Though, as you mentioned it, with proper key login and disabling password there's no reason for not sleeping at night, let alone to move ssh to port 202 or else.
-
Thank you all, for this wonderful conversation. I really enjoyed reading that. What I take from it, is there is many things you can do, but the question remains: what should be done, also in terms of the product Cloudron itself.
Since I've been confronted with a bunch of abuse-report myself that started yesterday, I checked all the apps and their stats, respectively for an abnormal behavior. The traffic had surged to roughly 1gb per hour, which could be seen in the providers traffic-reports, but the system itself incl. every single app I checked, the network-io for the past 7 days was totally normal (read: low to non-existent).
That way, I was NOT able to find the app in question. Also, I missed a feature, where I could overlay ALL active apps in one graph to sort out, which one of them is the most active or verbose one, in regard of network-traffic. So that would be a nice addition to the admin-panel, e.g. the System-Info page, where it shows some graphs, even lists all apps and their corresponding disk-usage, but a networking information would be helpful here, I guess.
Out of despair, I allowed myself to install nethogs and bmon via apt as root on the server, against the advise but figured it would not hinder or hurt the installation, as it usually is not creating any conflicts. Please advise, if I'm wrong on that for any reason.
But the traffic that occurred was not captured on the cloudron network-io graph for reasons that I can not explain. What I found was a compromised Wordpress-installation that had malicious scripts on them. I de-activated the app in question and wonder if that fixes the issue.
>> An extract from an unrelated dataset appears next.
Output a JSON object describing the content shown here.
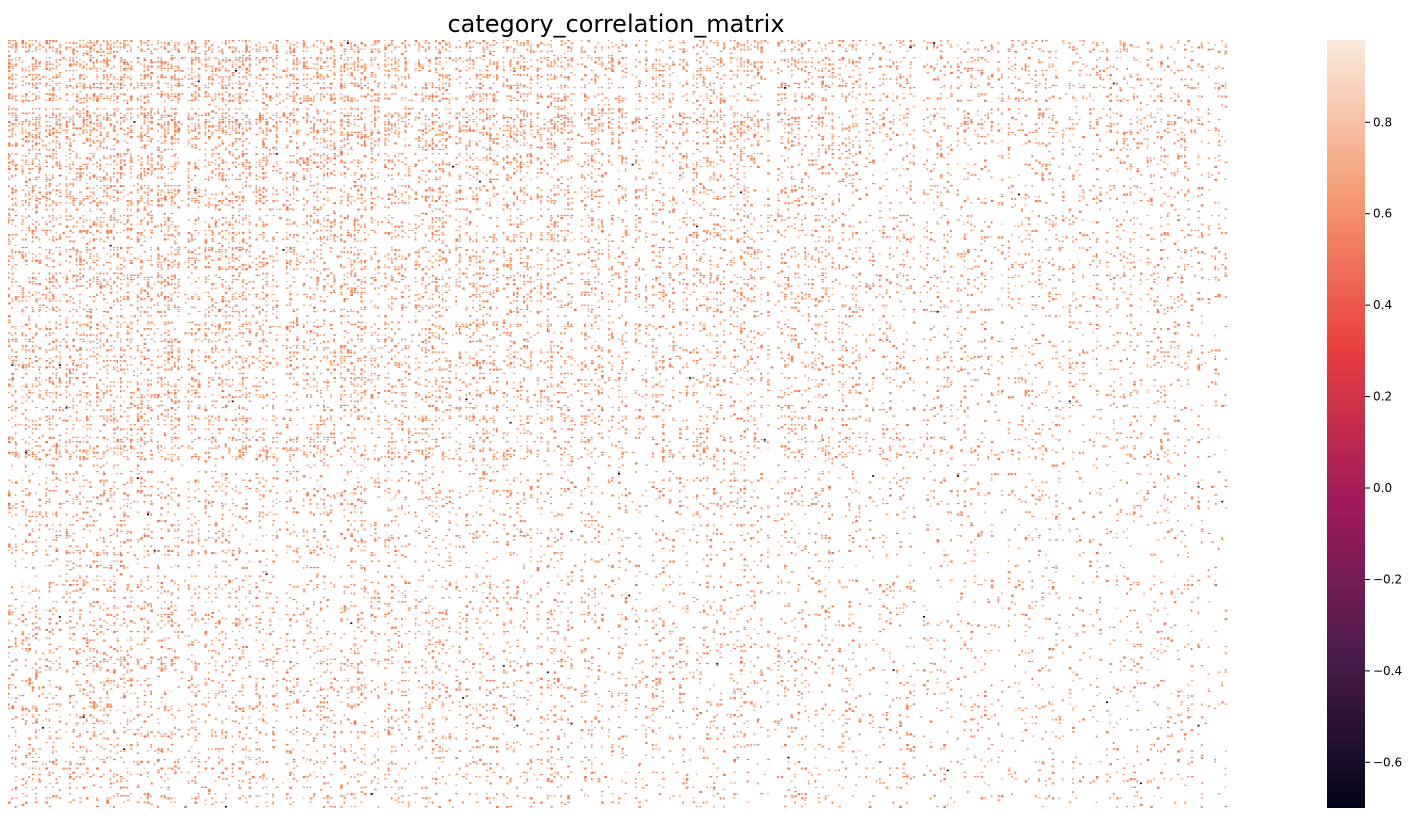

The traffic has been not constant up, but 3-4 hours at 1-2 GB / hour and then nothing again, for another 3-5 hours. So it is harder to track and needs some monitoring and observation.
Additional information: I had a provider-based firewall active, so only ICMP was allowed, as well as port 80/443. ssh was blocked (I turn it on, when I need it). All outgoing connections are allowed, obviously. All Email functionality is set to outbound only, with the logs not showing any weird behavior as well.
tldr - open questions:
- How can the network graph not show the traffic, that was generated (if it was the Wordpress in question, that is still unclear)
- Please add a multi-app network monitoring graph (or even more stats) to compare apps with another and find those, that take more resources
- Is there a way to monitor network-usage of the system itself, that are not from the apps?
- How much impact can be expected, if little monitoring helpers are installed via apt (as root) on a Cloudron that could hurt future maintenance?
Thank you so much for your attention.
-
There is a new HTTPS/2 DDoS attack that is cheap to use. It doesn't affect apps since it only goes as far as the Nginx reverse proxy for which we have no stats from Cloudron.
Since your WP instance was compromised, it could have been the one that leaked your IP/subdomain to the botnet which then tried to use it unsuccessfully.